My point is that if you're using a context length of two, if you prompt a Markov Chain with "my cat", but the sequence "my cat was" never appeared in the training material, than a Markov Chain will never choose "was" as the next word. This property is not true for LLMs. If you prompt an LLM with "my cat", then "was" has a non-zero chance of being chosen as the next word, even if "my cat was" never appeared in the training material.

purple_turtle 2 days ago | parent | prev [-]

Maybe technically LLM can be converted to an equivalent Markov Chain.

The problem is that even for modest context sizes the size of Markov Chain would by hilariously and monstrously large.

You may as well tell that LLM and a hash table is the same thing.

a day ago | parent | next [-]
[deleted]
thaumasiotes a day ago | parent | prev [-]

As I just mentioned in the comment you're responding to, the way you convert an LLM into an equivalent Markov chain is by doing nothing, since it already is one.

> You may as well tell that LLM and a hash table is the same thing.

No.
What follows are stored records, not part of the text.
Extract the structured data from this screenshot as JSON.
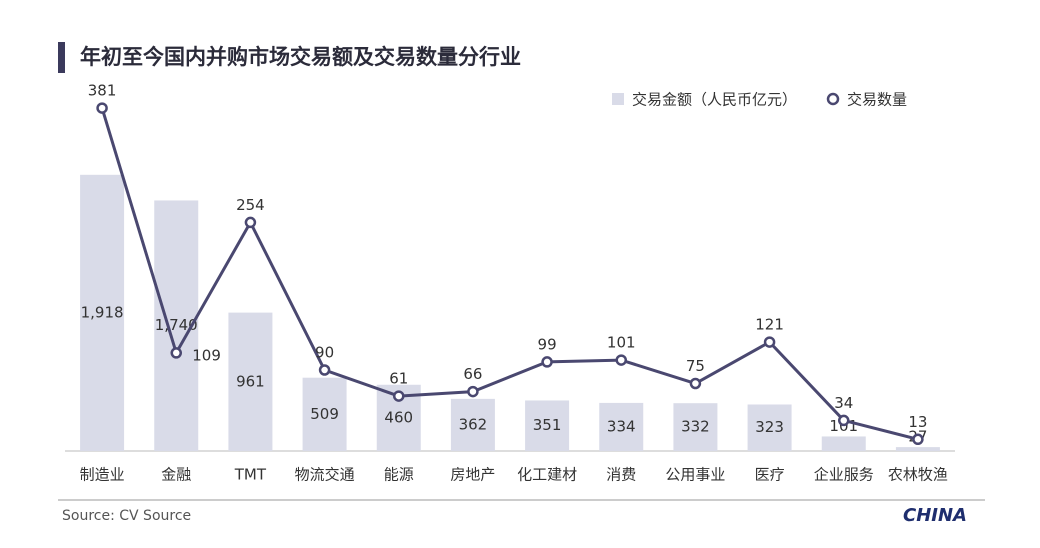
{
  "chart_data": {
    "type": "combo",
    "title": "年初至今国内并购市场交易额及交易数量分行业",
    "source": "Source: CV Source",
    "logo": "CHINA",
    "categories": [
      "制造业",
      "金融",
      "TMT",
      "物流交通",
      "能源",
      "房地产",
      "化工建材",
      "消费",
      "公用事业",
      "医疗",
      "企业服务",
      "农林牧渔"
    ],
    "series": [
      {
        "name": "交易金额（人民币亿元）",
        "type": "bar",
        "color": "#d9dbe8",
        "values": [
          1918,
          1740,
          961,
          509,
          460,
          362,
          351,
          334,
          332,
          323,
          101,
          27
        ],
        "value_labels": [
          "1,918",
          "1,740",
          "961",
          "509",
          "460",
          "362",
          "351",
          "334",
          "332",
          "323",
          "101",
          "27"
        ]
      },
      {
        "name": "交易数量",
        "type": "line",
        "axis": "y2",
        "color": "#4a4870",
        "values": [
          381,
          109,
          254,
          90,
          61,
          66,
          99,
          101,
          75,
          121,
          34,
          13
        ]
      }
    ],
    "ylim": [
      0,
      2500
    ],
    "y2lim": [
      0,
      400
    ],
    "legend": "top-right"
  }
}
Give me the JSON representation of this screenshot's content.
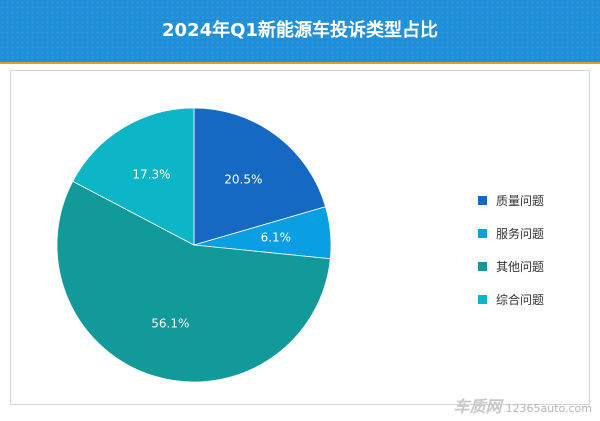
{
  "title": "2024年Q1新能源车投诉类型占比",
  "chart_data": {
    "type": "pie",
    "title": "2024年Q1新能源车投诉类型占比",
    "slices": [
      {
        "label": "质量问题",
        "value": 20.5,
        "display": "20.5%",
        "color": "#1569c2"
      },
      {
        "label": "服务问题",
        "value": 6.1,
        "display": "6.1%",
        "color": "#0a9fe2"
      },
      {
        "label": "其他问题",
        "value": 56.1,
        "display": "56.1%",
        "color": "#129a9a"
      },
      {
        "label": "综合问题",
        "value": 17.3,
        "display": "17.3%",
        "color": "#0cb6c6"
      }
    ],
    "legend_position": "right"
  },
  "watermark": {
    "logo": "车质网",
    "site": "12365auto.com"
  }
}
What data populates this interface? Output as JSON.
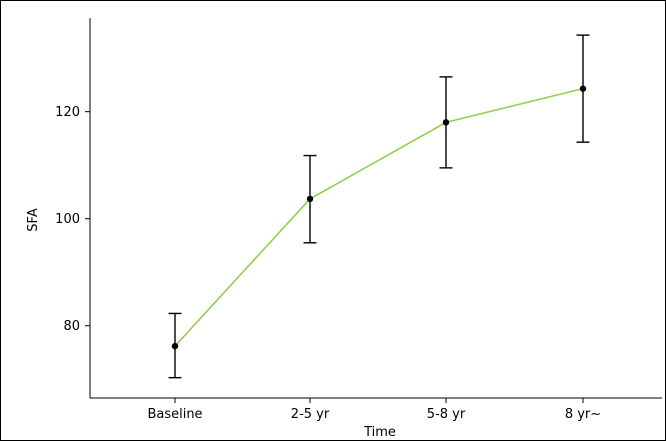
{
  "chart_data": {
    "type": "line",
    "title": "",
    "xlabel": "Time",
    "ylabel": "SFA",
    "categories": [
      "Baseline",
      "2-5 yr",
      "5-8 yr",
      "8 yr~"
    ],
    "series": [
      {
        "values": [
          76.2,
          103.7,
          118.0,
          124.3
        ],
        "error_low": [
          70.3,
          95.5,
          109.5,
          114.3
        ],
        "error_high": [
          82.3,
          111.8,
          126.5,
          134.3
        ],
        "color": "#8fd14f"
      }
    ],
    "yticks": [
      80,
      100,
      120
    ],
    "ylim": [
      66.5,
      137.5
    ],
    "grid": false,
    "legend": "none"
  }
}
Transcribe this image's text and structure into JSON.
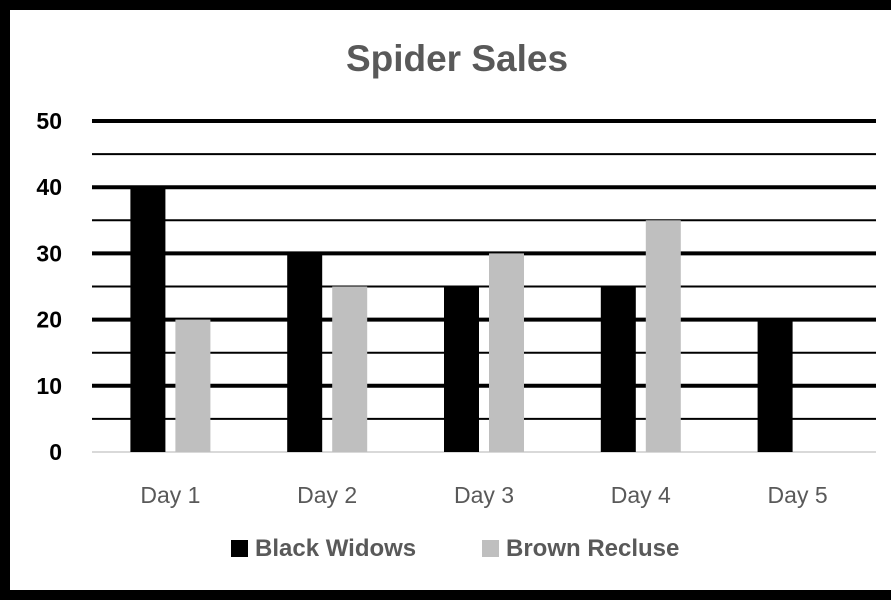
{
  "chart_data": {
    "type": "bar",
    "title": "Spider Sales",
    "xlabel": "",
    "ylabel": "",
    "categories": [
      "Day 1",
      "Day 2",
      "Day 3",
      "Day 4",
      "Day 5"
    ],
    "series": [
      {
        "name": "Black Widows",
        "values": [
          40,
          30,
          25,
          25,
          20
        ],
        "color": "#000000"
      },
      {
        "name": "Brown Recluse",
        "values": [
          20,
          25,
          30,
          35,
          null
        ],
        "color": "#bfbfbf"
      }
    ],
    "ylim": [
      0,
      50
    ],
    "yticks": [
      "0",
      "10",
      "20",
      "30",
      "40",
      "50"
    ],
    "grid": true,
    "legend": "bottom"
  }
}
You may as well say that a hash table and a function are the same thing. And this is in fact a common thing to say, because they are the same thing.

An LLM is a significantly more restricted object than a function is.

purple_turtle a day ago | parent [-]

> LLM is a lookup table which tells you "if the last N tokens were s_1, s_2, ..., s_N, then the following token will be t_1 with probability p_1, t_2 with probability p_2, etc...".

No, LLM is not a lookup table for all possible inputs.